I suppose I never really thought about the issues of Deep Blue being
released as Free Software. First, because I was not as involved with
Free Software then as I am now, and also, as near as anyone could tell,
Deep Blue’s software was probably not useful for anything other than
playing chess, and its primary power was in its ability to go very deep
(hence the name, I guess) in the search tree. In short, Deep Blue was
primarily a hardware, not a software, success story.

It was nevertheless, impressive, and last month, I saw the next
installment in this IBM story. I watched with interest
as IBM’s
Watson defeated two champion Jeopardy! players
. Ken
Jennings, for one, even welcomed our new computer overlords.

Watson beating Jeopardy! is, frankly, a lot more
innovative than Deep Blue beating chess. Most don’t know this about me,
but I came very close to focusing my career on PhD work in Natural
Language Processing; I believe fundamentally it’s the area of AI most in
need of attention and research. Watson is a shining example of success
in modern NLP, and I actually believe some of the IBM hype about
how Watson’s
technology can be applied elsewhere, such as medical information
systems
. Indeed, IBM
has announced
a deal with Columbia University Medical Center to adapt the system for
medical diagnostics
. (Perhaps Watson’s next TV appearance will be
on House.)

This all sounds great to most people, but to me, my real concern is the
freedom of the software.
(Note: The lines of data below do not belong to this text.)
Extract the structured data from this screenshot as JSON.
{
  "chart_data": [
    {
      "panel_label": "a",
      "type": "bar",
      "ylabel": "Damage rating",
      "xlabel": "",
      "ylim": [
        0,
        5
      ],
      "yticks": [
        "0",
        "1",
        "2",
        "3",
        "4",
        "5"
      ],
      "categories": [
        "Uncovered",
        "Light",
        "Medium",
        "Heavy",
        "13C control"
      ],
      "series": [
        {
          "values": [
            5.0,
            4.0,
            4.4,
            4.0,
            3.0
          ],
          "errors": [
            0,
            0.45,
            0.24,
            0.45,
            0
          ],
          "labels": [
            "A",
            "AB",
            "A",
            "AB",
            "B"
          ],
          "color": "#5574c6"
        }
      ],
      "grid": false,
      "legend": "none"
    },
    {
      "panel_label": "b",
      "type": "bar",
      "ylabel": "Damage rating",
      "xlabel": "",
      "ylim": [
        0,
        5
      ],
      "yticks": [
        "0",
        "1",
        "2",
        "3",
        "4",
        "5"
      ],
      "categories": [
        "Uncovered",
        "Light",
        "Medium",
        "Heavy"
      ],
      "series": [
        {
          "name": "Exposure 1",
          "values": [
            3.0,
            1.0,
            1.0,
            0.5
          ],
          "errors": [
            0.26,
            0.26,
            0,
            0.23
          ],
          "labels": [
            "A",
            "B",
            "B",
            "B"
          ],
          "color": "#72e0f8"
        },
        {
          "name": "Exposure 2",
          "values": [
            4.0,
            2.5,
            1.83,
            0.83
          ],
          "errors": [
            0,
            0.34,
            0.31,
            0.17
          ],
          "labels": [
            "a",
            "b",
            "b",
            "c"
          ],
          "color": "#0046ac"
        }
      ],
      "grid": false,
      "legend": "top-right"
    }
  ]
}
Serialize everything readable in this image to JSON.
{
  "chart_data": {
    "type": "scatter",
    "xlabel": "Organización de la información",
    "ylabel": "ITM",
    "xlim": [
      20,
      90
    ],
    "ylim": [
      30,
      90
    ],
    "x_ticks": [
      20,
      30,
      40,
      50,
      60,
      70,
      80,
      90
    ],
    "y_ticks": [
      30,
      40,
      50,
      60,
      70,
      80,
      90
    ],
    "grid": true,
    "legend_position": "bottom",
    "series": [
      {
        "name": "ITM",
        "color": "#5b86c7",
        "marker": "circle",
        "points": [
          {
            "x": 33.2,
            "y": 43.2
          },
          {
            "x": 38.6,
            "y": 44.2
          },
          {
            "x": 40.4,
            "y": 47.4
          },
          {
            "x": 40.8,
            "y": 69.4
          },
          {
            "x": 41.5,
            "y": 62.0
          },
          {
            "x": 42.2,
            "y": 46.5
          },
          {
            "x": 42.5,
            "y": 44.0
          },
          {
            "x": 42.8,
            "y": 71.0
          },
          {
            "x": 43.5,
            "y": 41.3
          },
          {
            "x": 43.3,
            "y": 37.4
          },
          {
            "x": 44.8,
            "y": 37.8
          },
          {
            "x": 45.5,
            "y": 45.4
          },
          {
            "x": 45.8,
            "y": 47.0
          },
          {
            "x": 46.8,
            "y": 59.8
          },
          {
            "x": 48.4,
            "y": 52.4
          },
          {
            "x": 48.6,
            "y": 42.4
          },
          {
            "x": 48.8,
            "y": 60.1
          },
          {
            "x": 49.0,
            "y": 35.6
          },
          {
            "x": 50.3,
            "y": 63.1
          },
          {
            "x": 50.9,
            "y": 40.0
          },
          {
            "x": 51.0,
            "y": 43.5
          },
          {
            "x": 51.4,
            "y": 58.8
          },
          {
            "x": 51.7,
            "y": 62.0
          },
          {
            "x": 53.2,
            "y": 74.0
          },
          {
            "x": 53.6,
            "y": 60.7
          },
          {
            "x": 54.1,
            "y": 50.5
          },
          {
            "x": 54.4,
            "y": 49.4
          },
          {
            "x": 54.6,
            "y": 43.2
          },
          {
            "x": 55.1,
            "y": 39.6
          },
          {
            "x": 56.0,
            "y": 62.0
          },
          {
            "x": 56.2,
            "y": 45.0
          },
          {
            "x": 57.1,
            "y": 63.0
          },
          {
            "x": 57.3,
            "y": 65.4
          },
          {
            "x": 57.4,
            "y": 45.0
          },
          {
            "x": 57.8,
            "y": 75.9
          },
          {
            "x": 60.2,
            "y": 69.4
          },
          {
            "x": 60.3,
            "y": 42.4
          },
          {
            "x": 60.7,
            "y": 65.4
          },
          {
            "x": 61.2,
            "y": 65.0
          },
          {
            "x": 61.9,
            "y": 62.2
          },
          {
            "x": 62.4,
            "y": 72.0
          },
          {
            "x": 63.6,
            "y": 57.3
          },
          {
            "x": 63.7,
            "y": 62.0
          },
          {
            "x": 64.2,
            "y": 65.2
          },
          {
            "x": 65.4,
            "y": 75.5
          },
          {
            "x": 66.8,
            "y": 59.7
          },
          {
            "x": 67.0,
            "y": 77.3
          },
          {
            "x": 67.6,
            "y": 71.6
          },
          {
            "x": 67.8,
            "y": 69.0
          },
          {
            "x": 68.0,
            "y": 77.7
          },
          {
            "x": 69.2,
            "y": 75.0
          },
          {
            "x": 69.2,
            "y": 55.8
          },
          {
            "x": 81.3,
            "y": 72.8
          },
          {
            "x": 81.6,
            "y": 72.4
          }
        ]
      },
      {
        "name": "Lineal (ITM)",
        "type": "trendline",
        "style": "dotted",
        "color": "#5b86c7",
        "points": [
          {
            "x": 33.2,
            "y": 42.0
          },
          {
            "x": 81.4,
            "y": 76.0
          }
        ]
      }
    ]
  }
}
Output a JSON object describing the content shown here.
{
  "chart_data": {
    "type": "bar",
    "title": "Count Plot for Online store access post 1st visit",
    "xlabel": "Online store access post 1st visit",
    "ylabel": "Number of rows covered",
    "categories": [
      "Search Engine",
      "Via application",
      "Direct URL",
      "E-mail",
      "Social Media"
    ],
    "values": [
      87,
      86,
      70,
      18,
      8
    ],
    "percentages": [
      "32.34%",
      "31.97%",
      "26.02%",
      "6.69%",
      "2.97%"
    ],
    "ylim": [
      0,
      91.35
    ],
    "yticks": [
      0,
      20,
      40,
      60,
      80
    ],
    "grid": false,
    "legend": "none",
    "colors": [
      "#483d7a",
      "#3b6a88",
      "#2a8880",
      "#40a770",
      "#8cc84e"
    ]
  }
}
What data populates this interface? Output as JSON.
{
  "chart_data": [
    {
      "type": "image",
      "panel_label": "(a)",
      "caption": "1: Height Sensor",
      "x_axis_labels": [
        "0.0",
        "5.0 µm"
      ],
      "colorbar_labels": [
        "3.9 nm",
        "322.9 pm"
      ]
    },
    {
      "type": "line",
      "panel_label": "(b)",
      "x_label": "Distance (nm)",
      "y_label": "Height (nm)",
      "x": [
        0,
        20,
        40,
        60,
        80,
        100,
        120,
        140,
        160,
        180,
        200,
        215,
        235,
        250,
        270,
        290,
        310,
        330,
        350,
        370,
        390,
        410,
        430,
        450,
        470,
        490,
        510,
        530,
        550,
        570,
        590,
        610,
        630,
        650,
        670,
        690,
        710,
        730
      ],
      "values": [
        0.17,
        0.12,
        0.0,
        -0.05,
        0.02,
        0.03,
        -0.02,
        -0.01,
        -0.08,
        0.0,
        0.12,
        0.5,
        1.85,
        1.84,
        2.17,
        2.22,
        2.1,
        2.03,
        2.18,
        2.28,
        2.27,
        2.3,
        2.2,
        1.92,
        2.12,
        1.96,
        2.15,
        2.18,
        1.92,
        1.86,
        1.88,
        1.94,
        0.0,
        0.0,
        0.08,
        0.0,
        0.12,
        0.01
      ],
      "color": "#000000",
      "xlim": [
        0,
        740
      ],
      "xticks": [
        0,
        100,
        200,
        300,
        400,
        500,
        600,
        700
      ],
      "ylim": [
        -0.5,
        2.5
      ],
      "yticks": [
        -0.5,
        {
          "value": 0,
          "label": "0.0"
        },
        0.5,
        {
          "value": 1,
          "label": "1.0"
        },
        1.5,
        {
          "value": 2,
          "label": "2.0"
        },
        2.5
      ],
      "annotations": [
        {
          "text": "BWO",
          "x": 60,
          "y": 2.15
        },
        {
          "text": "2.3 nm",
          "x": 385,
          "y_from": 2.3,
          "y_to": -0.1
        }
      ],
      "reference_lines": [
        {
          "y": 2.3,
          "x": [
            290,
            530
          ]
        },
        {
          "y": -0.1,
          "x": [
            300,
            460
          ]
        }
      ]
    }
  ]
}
We’ve shown in the software freedom community
that to advance software and improve it, sharing the software is
essential. Technology locked up in a vaulted cave doesn’t allow all the
great minds to collaborate. Just as we don’t lock up libraries so that
only the guilded overlords have access, nor should the best software
technology be restricted in proprietariness.

Indeed, Eric
Brown
, at
his Linux
Foundation End User Linux Summit talk
, told us that Watson relied
heavily on the publicly available software freedom codebase, such as
GNU/Linux, Hadoop, and other
FLOSS
components. They clearly couldn’t do their work without building upon the
work we shared with IBM, yet IBM apparently ignores its moral obligation to
reciprocate.

So, I just point-blank asked Brown why Watson is proprietary. Of
course, I long ago learned to never ask a confrontational question from
the crowd at a technical talk without knowing what the answer is likely to
be. Brown answered in the way I expected: We’re working with
Universities to provide a framework for their research
. I followed
up asking
when he would actually release the sources and what license
would be. He dodged the question, and instead speculated about what
licenses IBM sometimes like to use when it does chose to release code;
he did not indicate if Watson’s sources will ever be released. In
short, the answer from IBM is clear: Watson’s general ideas
will be shared with academics, but the source code won’t be.

This point is precisely one of the reasons I didn’t pursue a career in
academic Computer Science. Since most jobs — including
professorships at Universities — for PhDs in Computer Science
require that any code written be kept proprietary, most
Computer Science researchers have convinced themselves that code doesn’t
matter; only publishing ideas do. This belief is so pervasive that I
knew something like this would be Brown’s response to my query. (I was
even so sure, I wrote almost this entire blog post before I asked the
question).

I’d easily agree that publishing papers is better than the technology
being only a trade secret. At least we can learn a little bit about the
work. But in all but the pure theoretical areas of Computer
Science, code is written to exemplify, test, and exercise the
ideas. Merely publishing papers and not the code is akin to a chemist
publishing final results but nothing about the methodologies or raw
data. Science, in such cases, is unverifiable and unreproducible. If
we accepted such in fields other than CS, we’d have accepted the idea
that cold
fusion was discovered in 1989
.

I don’t think I’m going to convince IBM to release Watson’s sources as
Free Software. What I do hope is that perhaps this blog post convinces
a few more people that we just shouldn’t accept that Computer Science is
advanced by researchers who give us flashy demos and code-less
research papers. I, for one, welcome our computer overlords…but only
if I can study and modify their source code.